Comment 20 Sunil Pandey 2020-06-11 02:11:13 UTC
(In reply to H.J. Lu from comment #15)
> (In reply to Sunil Pandey from comment #14)
> > Created attachment 12610 [details]
> > strncmp_avx2 patch.1 for pr25933
> > 
> > I ran glibc make check and all test pass with this patch.
> 
> You removed loop unrolling.  Please provide all relevant glibc micro
> benchmarks data before and after your change.

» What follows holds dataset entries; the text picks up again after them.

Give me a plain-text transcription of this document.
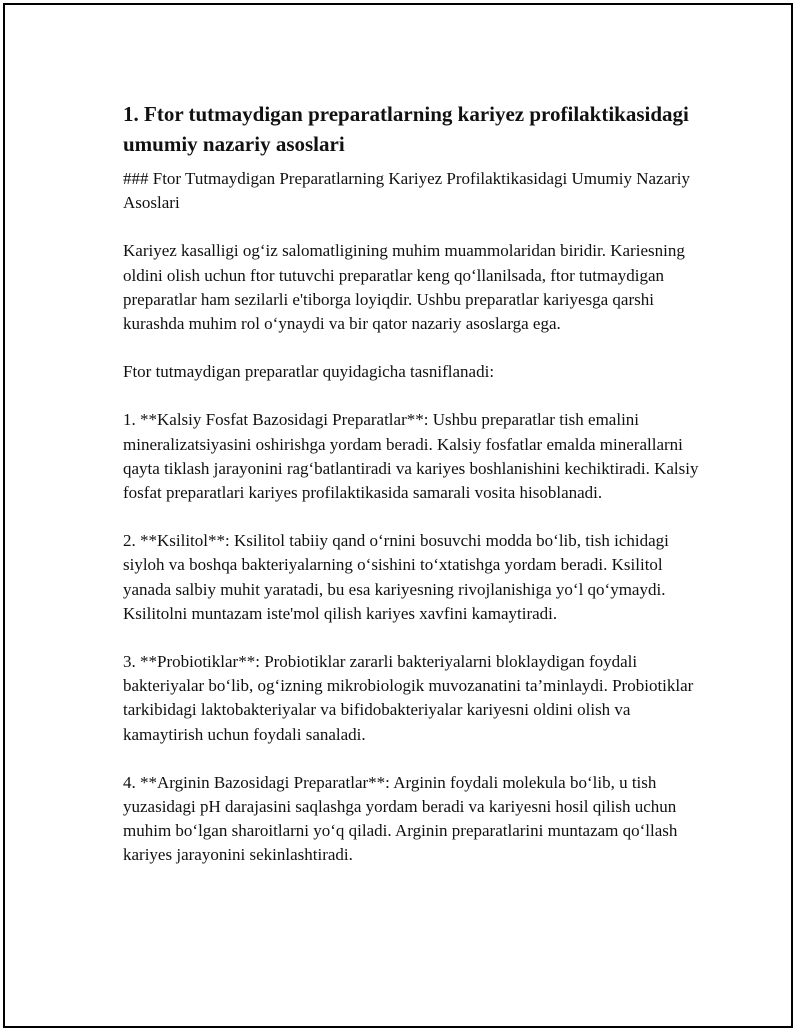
1. Ftor tutmaydigan preparatlarning kariyez profilaktikasidagi umumiy nazariy asoslari

### Ftor Tutmaydigan Preparatlarning Kariyez Profilaktikasidagi Umumiy Nazariy Asoslari

Kariyez kasalligi og‘iz salomatligining muhim muammolaridan biridir. Kariesning oldini olish uchun ftor tutuvchi preparatlar keng qo‘llanilsada, ftor tutmaydigan preparatlar ham sezilarli e'tiborga loyiqdir. Ushbu preparatlar kariyesga qarshi kurashda muhim rol o‘ynaydi va bir qator nazariy asoslarga ega.

Ftor tutmaydigan preparatlar quyidagicha tasniflanadi:

1. **Kalsiy Fosfat Bazosidagi Preparatlar**: Ushbu preparatlar tish emalini mineralizatsiyasini oshirishga yordam beradi. Kalsiy fosfatlar emalda minerallarni qayta tiklash jarayonini rag‘batlantiradi va kariyes boshlanishini kechiktiradi. Kalsiy fosfat preparatlari kariyes profilaktikasida samarali vosita hisoblanadi.

2. **Ksilitol**: Ksilitol tabiiy qand o‘rnini bosuvchi modda bo‘lib, tish ichidagi siyloh va boshqa bakteriyalarning o‘sishini to‘xtatishga yordam beradi. Ksilitol yanada salbiy muhit yaratadi, bu esa kariyesning rivojlanishiga yo‘l qo‘ymaydi. Ksilitolni muntazam iste'mol qilish kariyes xavfini kamaytiradi.

3. **Probiotiklar**: Probiotiklar zararli bakteriyalarni bloklaydigan foydali bakteriyalar bo‘lib, og‘izning mikrobiologik muvozanatini ta’minlaydi. Probiotiklar tarkibidagi laktobakteriyalar va bifidobakteriyalar kariyesni oldini olish va kamaytirish uchun foydali sanaladi.

4. **Arginin Bazosidagi Preparatlar**: Arginin foydali molekula bo‘lib, u tish yuzasidagi pH darajasini saqlashga yordam beradi va kariyesni hosil qilish uchun muhim bo‘lgan sharoitlarni yo‘q qiladi. Arginin preparatlarini muntazam qo‘llash kariyes jarayonini sekinlashtiradi.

I beleive strncmp_avx2 changes affects

strcmp
strncmp
wcscmp
wcsncmp

Let me know if I miss any other relevant micro benchmark corresponding to this change.
Comment 21 H.J. Lu 2020-06-11 16:05:46 UTC
(In reply to Sunil Pandey from comment #20)
> (In reply to H.J. Lu from comment #15)
> > (In reply to Sunil Pandey from comment #14)
> > > Created attachment 12610 [details]
> > > strncmp_avx2 patch.1 for pr25933
> > > 
> > > I ran glibc make check and all test pass with this patch.
> > 
> > You removed loop unrolling.  Please provide all relevant glibc micro
> > benchmarks data before and after your change.
> 
> I beleive strncmp_avx2 changes affects
> 
> strcmp
> strncmp
> wcscmp
> wcsncmp
> 
> Let me know if I miss any other relevant micro benchmark corresponding to
> this change.

I added more bench tests to users/hjl/pr25933/master branch.  Please re-collect
numbers.
Comment 22 H.J. Lu 2020-06-13 11:27:18 UTC
A patch is posted at

https://sourceware.org/pipermail/libc-alpha/2020-June/115012.html
Comment 23 Sourceware Commits 2020-07-04 16:47:33 UTC
The release/2.31/master branch has been updated by H.J. Lu <hjl@sourceware.org>:

https://sourceware.org/git/gitweb.cgi?p=glibc.git;h=4e8a33a9590edc5c3a2cc5e726a3f2a73b66cdc0

commit 4e8a33a9590edc5c3a2cc5e726a3f2a73b66cdc0
Author: H.J. Lu <hjl.tools@gmail.com>
Date:   Sat Jul 4 09:45:21 2020 -0700

    NEWS: Mention BZ 25933 fix
Comment 24 Sourceware Commits 2020-07-04 16:52:40 UTC
The release/2.30/master branch has been updated by H.J. Lu <hjl@sourceware.org>:

https://sourceware.org/git/gitweb.cgi?p=glibc.git;h=94abcef26ebbe89861128a9a62741e410104a342

commit 94abcef26ebbe89861128a9a62741e410104a342
Author: H.J. Lu <hjl.tools@gmail.com>
Date:   Sat Jul 4 09:45:21 2020 -0700

    NEWS: Mention BZ 25933 fix
Comment 25 Sourceware Commits 2020-07-04 17:02:07 UTC
The release/2.29/master branch has been updated by H.J. Lu <hjl@sourceware.org>:

https://sourceware.org/git/gitweb.cgi?p=glibc.git;h=83aaa1714428ba3b29315c8c5d14b1766b2ca3aa

commit 83aaa1714428ba3b29315c8c5d14b1766b2ca3aa
Author: H.J. Lu <hjl.tools@gmail.com>
Date:   Sat Jul 4 09:45:21 2020 -0700

    NEWS: Mention BZ 25933 fix
Comment 26 Sourceware Commits 2020-07-04 17:21:43 UTC
The release/2.28/master branch has been updated by H.J. Lu <hjl@sourceware.org>:

https://sourceware.org/git/gitweb.cgi?p=glibc.git;h=f82072183ad5b328f6a7cb91868cb1709e85d96c

commit f82072183ad5b328f6a7cb91868cb1709e85d96c
Author: H.J. Lu <hjl.tools@gmail.com>
Date:   Sat Jul 4 09:45:21 2020 -0700

    NEWS: Mention BZ 25933 fix
Comment 27 H.J. Lu 2020-07-04 17:22:03 UTC
Fixed for 2.32 and on 2.31/2.30/2.29/2.28 branches.